Inviato da Redazione il Mar, 02/11/2010 - 16:13
Il fortino delle compagnie delle polizze in Italia resta saldo. Le performance finanziarie del settore assicurativo italiano sono robuste, malgrado le continue pressioni esercitate dalla volatilità dei mercati finanziari, il contesto di bassi tassi d'interesse e l'impatto sfavorevole delle modifiche normative, specie nel ramo danni. E' questo il quadro tracciato dagli analisti dell'agenzia di rating, Moody's. E i numeri gli danno ragione: dopo aver riportato una perdita netta di 2 miliardi di euro nel 2008, il comparto ha chiuso il 2009 con utili netti per 3,9 miliardi di euro, sostenuto principalmente dalla ripresa del ramo vita. Per gli esperti la crisi finanziaria globale ha inciso in maniera solo marginale sul settore rispetto ad altri mercati nazionali, tuttavia gli sviluppi locali continuano a frenare la redditività. Il ramo danni ha registrato un peggioramento del combined ratio, passato al 103,3% nel 2009, con conseguenti ulteriori pressioni sull'andamento tecnico.
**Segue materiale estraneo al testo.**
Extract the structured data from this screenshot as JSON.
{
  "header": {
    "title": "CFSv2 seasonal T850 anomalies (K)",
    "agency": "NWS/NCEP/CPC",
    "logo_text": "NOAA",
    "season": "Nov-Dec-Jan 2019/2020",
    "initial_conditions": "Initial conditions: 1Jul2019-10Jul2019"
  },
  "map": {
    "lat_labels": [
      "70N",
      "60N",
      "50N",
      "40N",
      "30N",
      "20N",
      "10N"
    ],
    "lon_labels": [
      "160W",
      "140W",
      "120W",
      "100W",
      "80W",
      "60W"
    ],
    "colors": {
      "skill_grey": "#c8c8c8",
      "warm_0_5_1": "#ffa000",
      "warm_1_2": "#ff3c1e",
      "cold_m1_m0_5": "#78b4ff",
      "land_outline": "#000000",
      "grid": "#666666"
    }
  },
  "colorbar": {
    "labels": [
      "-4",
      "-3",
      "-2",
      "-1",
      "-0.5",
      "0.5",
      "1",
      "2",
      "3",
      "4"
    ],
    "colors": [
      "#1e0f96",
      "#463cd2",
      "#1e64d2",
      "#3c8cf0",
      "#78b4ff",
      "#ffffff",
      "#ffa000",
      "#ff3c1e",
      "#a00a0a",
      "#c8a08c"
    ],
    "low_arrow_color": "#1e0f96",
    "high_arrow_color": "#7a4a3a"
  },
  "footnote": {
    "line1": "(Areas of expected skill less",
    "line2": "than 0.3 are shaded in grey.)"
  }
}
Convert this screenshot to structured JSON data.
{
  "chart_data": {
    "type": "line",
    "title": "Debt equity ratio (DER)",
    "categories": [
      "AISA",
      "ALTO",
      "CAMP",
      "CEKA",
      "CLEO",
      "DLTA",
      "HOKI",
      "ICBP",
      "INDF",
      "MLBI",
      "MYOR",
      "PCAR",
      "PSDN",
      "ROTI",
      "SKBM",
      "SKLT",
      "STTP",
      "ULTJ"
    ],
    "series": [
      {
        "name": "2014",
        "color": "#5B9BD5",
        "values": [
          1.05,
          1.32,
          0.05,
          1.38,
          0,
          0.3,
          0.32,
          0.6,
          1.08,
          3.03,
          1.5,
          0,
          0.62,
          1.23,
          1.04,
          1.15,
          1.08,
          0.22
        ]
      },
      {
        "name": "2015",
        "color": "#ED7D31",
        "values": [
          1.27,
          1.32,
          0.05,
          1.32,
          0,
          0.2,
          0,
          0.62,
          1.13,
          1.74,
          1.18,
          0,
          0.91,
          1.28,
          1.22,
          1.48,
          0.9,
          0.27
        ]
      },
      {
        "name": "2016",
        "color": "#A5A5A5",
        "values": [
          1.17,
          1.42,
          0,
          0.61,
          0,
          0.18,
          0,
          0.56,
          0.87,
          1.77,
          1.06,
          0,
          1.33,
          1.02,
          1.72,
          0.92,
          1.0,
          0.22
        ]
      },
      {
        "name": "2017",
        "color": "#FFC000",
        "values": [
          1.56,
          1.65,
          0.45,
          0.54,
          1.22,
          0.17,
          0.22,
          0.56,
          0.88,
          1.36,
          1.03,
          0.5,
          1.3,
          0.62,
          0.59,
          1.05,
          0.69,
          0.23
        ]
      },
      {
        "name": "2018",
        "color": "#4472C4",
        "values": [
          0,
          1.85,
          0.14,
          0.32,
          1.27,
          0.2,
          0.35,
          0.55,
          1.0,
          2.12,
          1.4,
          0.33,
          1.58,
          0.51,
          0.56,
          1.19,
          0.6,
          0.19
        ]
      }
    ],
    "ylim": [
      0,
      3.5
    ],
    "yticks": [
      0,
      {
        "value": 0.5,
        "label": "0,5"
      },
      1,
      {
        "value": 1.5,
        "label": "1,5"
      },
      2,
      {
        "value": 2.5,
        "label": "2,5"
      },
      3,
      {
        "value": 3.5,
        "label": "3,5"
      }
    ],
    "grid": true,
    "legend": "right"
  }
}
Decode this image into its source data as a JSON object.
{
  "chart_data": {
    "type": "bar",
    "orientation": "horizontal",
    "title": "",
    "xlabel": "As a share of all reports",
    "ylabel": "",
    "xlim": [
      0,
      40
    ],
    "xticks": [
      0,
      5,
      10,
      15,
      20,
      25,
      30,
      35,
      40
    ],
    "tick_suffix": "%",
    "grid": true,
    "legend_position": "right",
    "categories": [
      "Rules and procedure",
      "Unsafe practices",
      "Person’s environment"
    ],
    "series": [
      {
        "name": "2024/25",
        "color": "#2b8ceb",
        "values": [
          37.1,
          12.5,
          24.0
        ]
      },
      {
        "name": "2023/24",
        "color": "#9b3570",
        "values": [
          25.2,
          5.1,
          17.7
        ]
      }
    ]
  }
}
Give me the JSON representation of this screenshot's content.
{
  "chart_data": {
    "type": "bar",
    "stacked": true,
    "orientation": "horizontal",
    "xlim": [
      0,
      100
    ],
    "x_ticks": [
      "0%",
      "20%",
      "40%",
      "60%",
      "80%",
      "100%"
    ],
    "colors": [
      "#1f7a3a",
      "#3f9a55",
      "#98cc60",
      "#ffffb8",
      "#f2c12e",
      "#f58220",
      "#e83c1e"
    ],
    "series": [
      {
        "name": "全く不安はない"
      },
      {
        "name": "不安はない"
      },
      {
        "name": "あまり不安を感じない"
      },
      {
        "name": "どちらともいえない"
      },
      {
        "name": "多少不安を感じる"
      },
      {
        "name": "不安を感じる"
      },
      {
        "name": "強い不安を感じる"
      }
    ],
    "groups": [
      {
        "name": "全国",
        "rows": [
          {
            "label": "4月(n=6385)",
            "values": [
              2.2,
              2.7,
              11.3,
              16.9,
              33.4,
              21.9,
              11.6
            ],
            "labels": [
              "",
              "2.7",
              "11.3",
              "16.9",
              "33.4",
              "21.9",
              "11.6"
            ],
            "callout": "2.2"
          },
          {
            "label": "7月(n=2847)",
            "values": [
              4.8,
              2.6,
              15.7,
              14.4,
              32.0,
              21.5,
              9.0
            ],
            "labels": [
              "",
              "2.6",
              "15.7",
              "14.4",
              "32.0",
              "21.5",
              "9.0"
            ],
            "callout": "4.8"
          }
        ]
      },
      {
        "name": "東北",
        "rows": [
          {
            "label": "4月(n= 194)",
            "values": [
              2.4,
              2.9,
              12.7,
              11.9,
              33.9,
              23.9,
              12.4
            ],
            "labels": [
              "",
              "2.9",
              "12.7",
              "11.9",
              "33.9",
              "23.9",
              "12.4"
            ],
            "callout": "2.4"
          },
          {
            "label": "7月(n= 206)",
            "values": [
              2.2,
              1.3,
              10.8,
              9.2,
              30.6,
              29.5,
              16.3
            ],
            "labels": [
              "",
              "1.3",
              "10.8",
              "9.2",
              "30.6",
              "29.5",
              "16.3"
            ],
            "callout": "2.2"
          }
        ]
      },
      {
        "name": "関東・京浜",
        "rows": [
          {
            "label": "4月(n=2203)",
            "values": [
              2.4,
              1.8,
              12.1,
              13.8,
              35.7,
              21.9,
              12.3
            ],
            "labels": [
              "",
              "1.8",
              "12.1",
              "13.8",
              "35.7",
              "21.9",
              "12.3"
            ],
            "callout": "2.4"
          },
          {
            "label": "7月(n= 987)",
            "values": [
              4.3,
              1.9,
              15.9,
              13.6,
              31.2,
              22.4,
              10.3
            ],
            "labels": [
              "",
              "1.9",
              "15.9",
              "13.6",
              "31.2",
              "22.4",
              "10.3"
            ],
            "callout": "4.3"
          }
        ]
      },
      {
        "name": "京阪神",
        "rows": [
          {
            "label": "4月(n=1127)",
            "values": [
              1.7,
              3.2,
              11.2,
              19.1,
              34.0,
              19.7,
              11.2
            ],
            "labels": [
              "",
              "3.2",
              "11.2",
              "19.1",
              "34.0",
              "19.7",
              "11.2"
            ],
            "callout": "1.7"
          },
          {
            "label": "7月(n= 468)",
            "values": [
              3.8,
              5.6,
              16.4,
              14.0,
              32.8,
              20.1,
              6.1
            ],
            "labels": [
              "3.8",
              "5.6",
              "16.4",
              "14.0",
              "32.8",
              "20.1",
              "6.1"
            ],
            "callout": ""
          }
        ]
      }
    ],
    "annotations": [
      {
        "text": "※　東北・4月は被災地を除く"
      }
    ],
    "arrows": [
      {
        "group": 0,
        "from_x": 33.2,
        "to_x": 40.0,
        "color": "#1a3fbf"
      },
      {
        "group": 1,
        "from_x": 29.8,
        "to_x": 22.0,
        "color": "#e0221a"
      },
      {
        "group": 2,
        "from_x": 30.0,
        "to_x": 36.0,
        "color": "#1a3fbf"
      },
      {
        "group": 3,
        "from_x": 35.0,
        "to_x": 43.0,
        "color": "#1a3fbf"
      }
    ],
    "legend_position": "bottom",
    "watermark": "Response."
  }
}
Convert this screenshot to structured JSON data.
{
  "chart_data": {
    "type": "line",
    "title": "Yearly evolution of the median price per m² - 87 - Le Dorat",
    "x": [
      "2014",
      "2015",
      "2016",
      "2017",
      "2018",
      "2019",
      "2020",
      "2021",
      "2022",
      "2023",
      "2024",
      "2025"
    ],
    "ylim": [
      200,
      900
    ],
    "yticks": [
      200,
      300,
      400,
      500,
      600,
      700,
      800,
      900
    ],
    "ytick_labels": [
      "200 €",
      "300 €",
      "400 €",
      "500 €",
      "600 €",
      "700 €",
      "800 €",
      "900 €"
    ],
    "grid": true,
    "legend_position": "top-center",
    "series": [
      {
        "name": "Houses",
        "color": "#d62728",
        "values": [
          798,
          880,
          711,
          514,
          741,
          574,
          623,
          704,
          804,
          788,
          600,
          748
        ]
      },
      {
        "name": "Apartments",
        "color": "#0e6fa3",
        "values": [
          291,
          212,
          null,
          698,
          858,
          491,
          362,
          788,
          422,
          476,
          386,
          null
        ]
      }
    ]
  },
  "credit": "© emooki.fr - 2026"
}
Mentre il ramo vita ha beneficiato di una vivace ripresa dei premi, riconducibile in prima istanza alla riaffermazione del canale di bancassicurazione e al livello nettamente inferiore delle svalutazioni finanziarie, portando a un risultato tecnico positivo di 3,3 miliardi di euro nel 2009.

A partire dal primo semestre 2009, i leader del mercato assicurativo hanno avviato strategie di incremento dei prezzi nell'area rc auto (parte del ramo danni), con un impatto positivo sui rispettivi combined ratio nella prima metà del 2010. Sul fronte degli investimenti, il settore continua a dimostrare strategie prudenziali di gestione del portafoglio e pertanto mantiene un elevato profilo di liquidità e di Assets-Liabilities Management. I recenti episodi di volatilità verificatisi sul mercato del debito sovrano europeo hanno fatto sì che le perdite non realizzate sui portafogli titoli aumentassero nel secondo trimestre rispetto ai primi tre mesi del 2010, mantenendosi ben al disotto dei livelli di fine 2008. Inoltre, Moody's ritiene che gli assicuratori italiani non siano in alcun modo obbligati a cristallizzare queste perdite vista la posizione estremamente solida sul fronte della liquidità.